Lâledan et Gülâbdan, des
formes spécifiques à la production ottomane du 16e et 17e
siècles. Les premières sont des soliflores
destinés à recevoir une seule tulipe et les secondes sont des flacons à eau de
rose.
Nous entamons ensuite un secteur de la visite plus sensible
apparemment et la vigilance des gardiens se fait plus pressante pour rappeler que
les photos sont interdites, alors qu’une certaine tolérance avait été accordée
dans les salles précédentes.
Cela concerne principalement les arts de la table
ottomane avec profusion de vaisselle en cristal, et divers objets décoratifs et
précieux (lustres, vases, flacons, pichets et lampes à gaz…) produits localement
ou spécialement par les plus prestigieuses cristalleries européennes (Baccara, Bohème,
Murano) pour les palais ottomans.
Les restrictions photographiques semblent décidemment se multiplier
au fil des ouvertures de musées concernant la période ottomane. Ce fut le cas
au pavillon de Maslak, mais de façon moins stricte au palais Yıldız dans la mesure où la circulation des visiteurs n'était pas ralentie.
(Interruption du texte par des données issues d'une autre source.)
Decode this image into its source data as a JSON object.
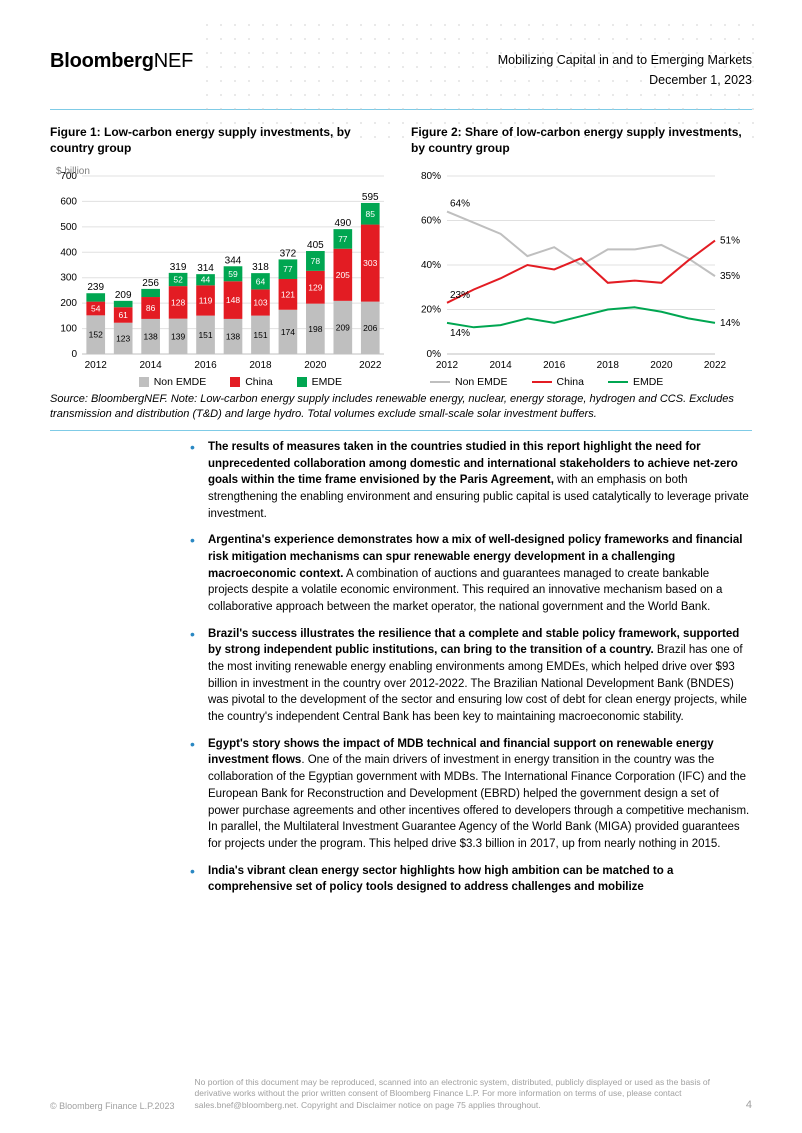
{
  "header": {
    "logo_bold": "Bloomberg",
    "logo_light": "NEF",
    "title": "Mobilizing Capital in and to Emerging Markets",
    "date": "December 1, 2023"
  },
  "figure1": {
    "title": "Figure 1: Low-carbon energy supply investments, by country group",
    "type": "stacked-bar",
    "ylabel": "$ billion",
    "ylim": [
      0,
      700
    ],
    "ytick_step": 100,
    "years": [
      2012,
      2013,
      2014,
      2015,
      2016,
      2017,
      2018,
      2019,
      2020,
      2021,
      2022
    ],
    "xticks_shown": [
      2012,
      2014,
      2016,
      2018,
      2020,
      2022
    ],
    "series": {
      "non_emde": {
        "label": "Non EMDE",
        "color": "#bfbfbf",
        "v": [
          152,
          123,
          138,
          139,
          151,
          138,
          151,
          174,
          198,
          209,
          206
        ]
      },
      "china": {
        "label": "China",
        "color": "#e31c23",
        "v": [
          54,
          61,
          86,
          128,
          119,
          148,
          103,
          121,
          129,
          205,
          303
        ]
      },
      "emde": {
        "label": "EMDE",
        "color": "#00a651",
        "v": [
          33,
          25,
          32,
          52,
          44,
          59,
          64,
          77,
          78,
          77,
          85
        ]
      }
    },
    "totals": [
      239,
      209,
      256,
      319,
      314,
      344,
      318,
      372,
      405,
      490,
      595
    ],
    "bar_width_ratio": 0.68,
    "bg": "#ffffff",
    "grid_color": "#e0e0e0",
    "baseline_color": "#bfbfbf",
    "tick_font": 10,
    "label_font": 8.5
  },
  "figure2": {
    "title": "Figure 2: Share of low-carbon energy supply investments, by country group",
    "type": "line",
    "ylim": [
      0,
      80
    ],
    "ytick_step": 20,
    "ysuffix": "%",
    "years": [
      2012,
      2013,
      2014,
      2015,
      2016,
      2017,
      2018,
      2019,
      2020,
      2021,
      2022
    ],
    "xticks_shown": [
      2012,
      2014,
      2016,
      2018,
      2020,
      2022
    ],
    "series": {
      "non_emde": {
        "label": "Non EMDE",
        "color": "#bfbfbf",
        "v": [
          64,
          59,
          54,
          44,
          48,
          40,
          47,
          47,
          49,
          43,
          35
        ]
      },
      "china": {
        "label": "China",
        "color": "#e31c23",
        "v": [
          23,
          29,
          34,
          40,
          38,
          43,
          32,
          33,
          32,
          42,
          51
        ]
      },
      "emde": {
        "label": "EMDE",
        "color": "#00a651",
        "v": [
          14,
          12,
          13,
          16,
          14,
          17,
          20,
          21,
          19,
          16,
          14
        ]
      }
    },
    "start_labels": {
      "non_emde": "64%",
      "china": "23%",
      "emde": "14%"
    },
    "end_labels": {
      "non_emde": "35%",
      "china": "51%",
      "emde": "14%"
    },
    "line_width": 2,
    "bg": "#ffffff",
    "grid_color": "#e0e0e0",
    "baseline_color": "#bfbfbf",
    "tick_font": 10
  },
  "legend": {
    "items": [
      {
        "label": "Non EMDE",
        "color": "#bfbfbf"
      },
      {
        "label": "China",
        "color": "#e31c23"
      },
      {
        "label": "EMDE",
        "color": "#00a651"
      }
    ]
  },
  "source_note": "Source: BloombergNEF. Note: Low-carbon energy supply includes renewable energy, nuclear, energy storage, hydrogen and CCS. Excludes transmission and distribution (T&D) and large hydro. Total volumes exclude small-scale solar investment buffers.",
  "bullets": [
    {
      "bold": "The results of measures taken in the countries studied in this report highlight the need for unprecedented collaboration among domestic and international stakeholders to achieve net-zero goals within the time frame envisioned by the Paris Agreement,",
      "rest": " with an emphasis on both strengthening the enabling environment and ensuring public capital is used catalytically to leverage private investment."
    },
    {
      "bold": "Argentina's experience demonstrates how a mix of well-designed policy frameworks and financial risk mitigation mechanisms can spur renewable energy development in a challenging macroeconomic context.",
      "rest": " A combination of auctions and guarantees managed to create bankable projects despite a volatile economic environment. This required an innovative mechanism based on a collaborative approach between the market operator, the national government and the World Bank."
    },
    {
      "bold": "Brazil's success illustrates the resilience that a complete and stable policy framework, supported by strong independent public institutions, can bring to the transition of a country.",
      "rest": " Brazil has one of the most inviting renewable energy enabling environments among EMDEs, which helped drive over $93 billion in investment in the country over 2012-2022. The Brazilian National Development Bank (BNDES) was pivotal to the development of the sector and ensuring low cost of debt for clean energy projects, while the country's independent Central Bank has been key to maintaining macroeconomic stability."
    },
    {
      "bold": "Egypt's story shows the impact of MDB technical and financial support on renewable energy investment flows",
      "rest": ". One of the main drivers of investment in energy transition in the country was the collaboration of the Egyptian government with MDBs. The International Finance Corporation (IFC) and the European Bank for Reconstruction and Development (EBRD) helped the government design a set of power purchase agreements and other incentives offered to developers through a competitive mechanism. In parallel, the Multilateral Investment Guarantee Agency of the World Bank (MIGA) provided guarantees for projects under the program. This helped drive $3.3 billion in 2017, up from nearly nothing in 2015."
    },
    {
      "bold": "India's vibrant clean energy sector highlights how high ambition can be matched to a comprehensive set of policy tools designed to address challenges and mobilize",
      "rest": ""
    }
  ],
  "footer": {
    "copyright": "© Bloomberg Finance L.P.2023",
    "disclaimer": "No portion of this document may be reproduced, scanned into an electronic system, distributed, publicly displayed or used as the basis of derivative works without the prior written consent of Bloomberg Finance L.P.  For more information on terms of use, please contact sales.bnef@bloomberg.net. Copyright and Disclaimer notice on page 75 applies throughout.",
    "page": "4"
  }
}
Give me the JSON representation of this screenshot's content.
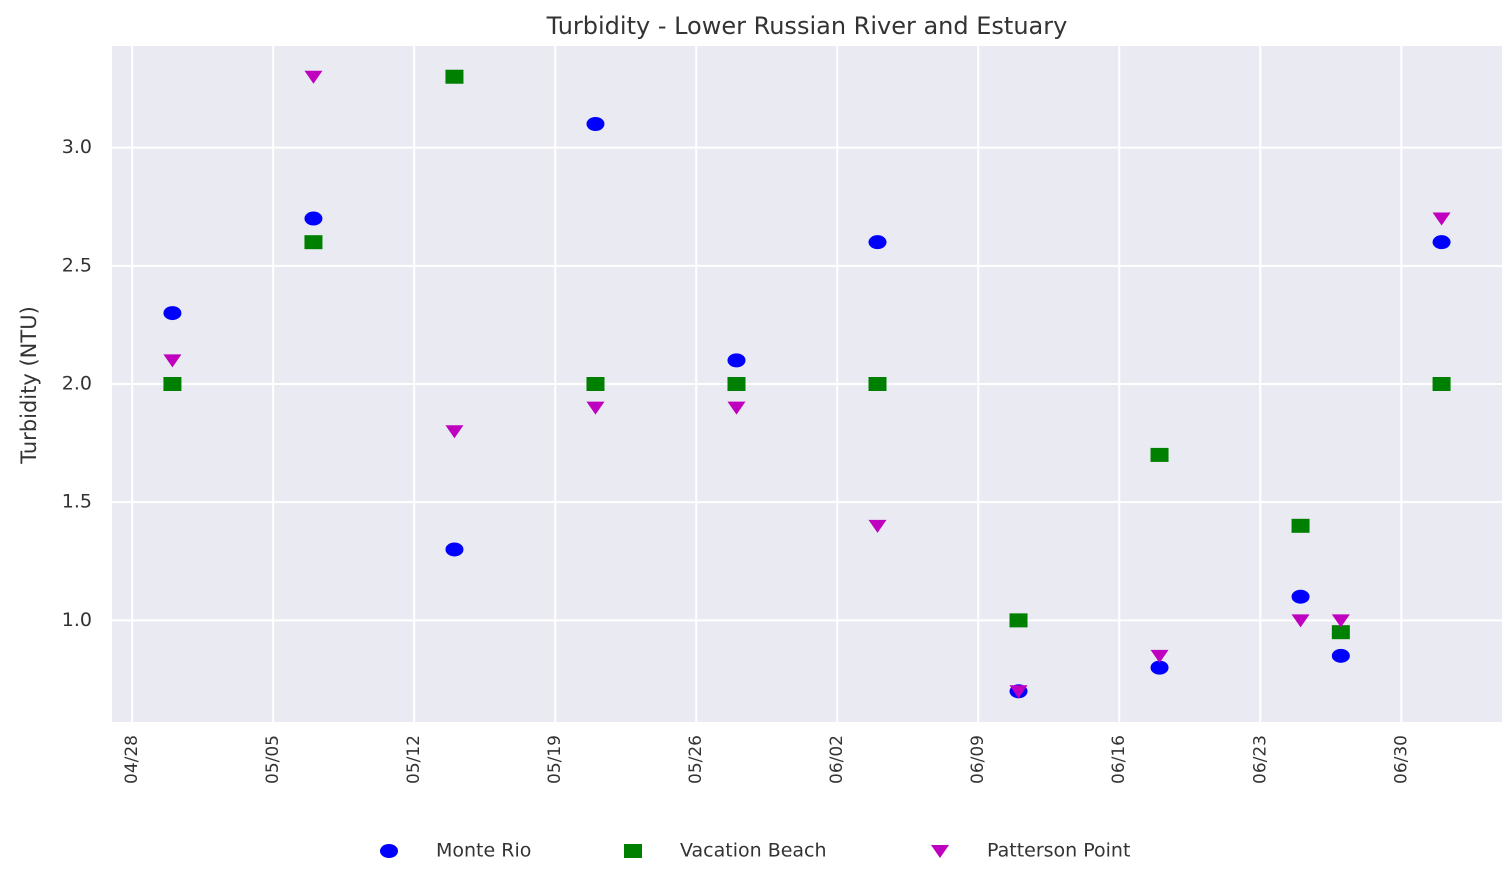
{
  "chart_data": {
    "type": "scatter",
    "title": "Turbidity - Lower Russian River and Estuary",
    "ylabel": "Turbidity (NTU)",
    "xlim": [
      "04/27",
      "07/05"
    ],
    "xticks": [
      "04/28",
      "05/05",
      "05/12",
      "05/19",
      "05/26",
      "06/02",
      "06/09",
      "06/16",
      "06/23",
      "06/30"
    ],
    "ylim": [
      0.57,
      3.43
    ],
    "yticks": [
      {
        "value": 1,
        "label": "1.0"
      },
      1.5,
      {
        "value": 2,
        "label": "2.0"
      },
      2.5,
      {
        "value": 3,
        "label": "3.0"
      }
    ],
    "grid": true,
    "legend": "bottom",
    "x": [
      "04/30",
      "05/07",
      "05/14",
      "05/21",
      "05/28",
      "06/04",
      "06/11",
      "06/18",
      "06/25",
      "06/27",
      "07/02"
    ],
    "series": [
      {
        "name": "Monte Rio",
        "color": "#0000ff",
        "marker": "circle",
        "values": [
          2.3,
          2.7,
          1.3,
          3.1,
          2.1,
          2.6,
          0.7,
          0.8,
          1.1,
          0.85,
          2.6
        ]
      },
      {
        "name": "Vacation Beach",
        "color": "#008000",
        "marker": "square",
        "values": [
          2.0,
          2.6,
          3.3,
          2.0,
          2.0,
          2.0,
          1.0,
          1.7,
          1.4,
          0.95,
          2.0
        ]
      },
      {
        "name": "Patterson Point",
        "color": "#bf00bf",
        "marker": "triangle-down",
        "values": [
          2.1,
          3.3,
          1.8,
          1.9,
          1.9,
          1.4,
          0.7,
          0.85,
          1.0,
          1.0,
          2.7
        ]
      }
    ]
  }
}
Il a fallu un peu de patience pour subtiliser discrètement
celles qui suivent.
Un lampadaire d’intérieur en fer forgé et verre illustrant
une fable de La Fontaine, Le Renard et
les Raisins. Début du 20e siècle.
Le terrain qui entourait la propriété à sa construction a été en grande partie conservé avec ses 117 essences arboricoles pour certaines inexistantes dans la capitale ottomane et constitue un jardin botanique historique dans les allées duquel il fait bon prolonger la visite après une pause à la cafeteria du musée.
Adresse: Merkez Mahallesi, Mehmet Yavuz Caddesi, n° 115 ;
Beykoz/Istanbul
Le musée est ouvert entre 9h et 18h, et fermé le lundi
Merci pour cette belle balade, très envie d y aller.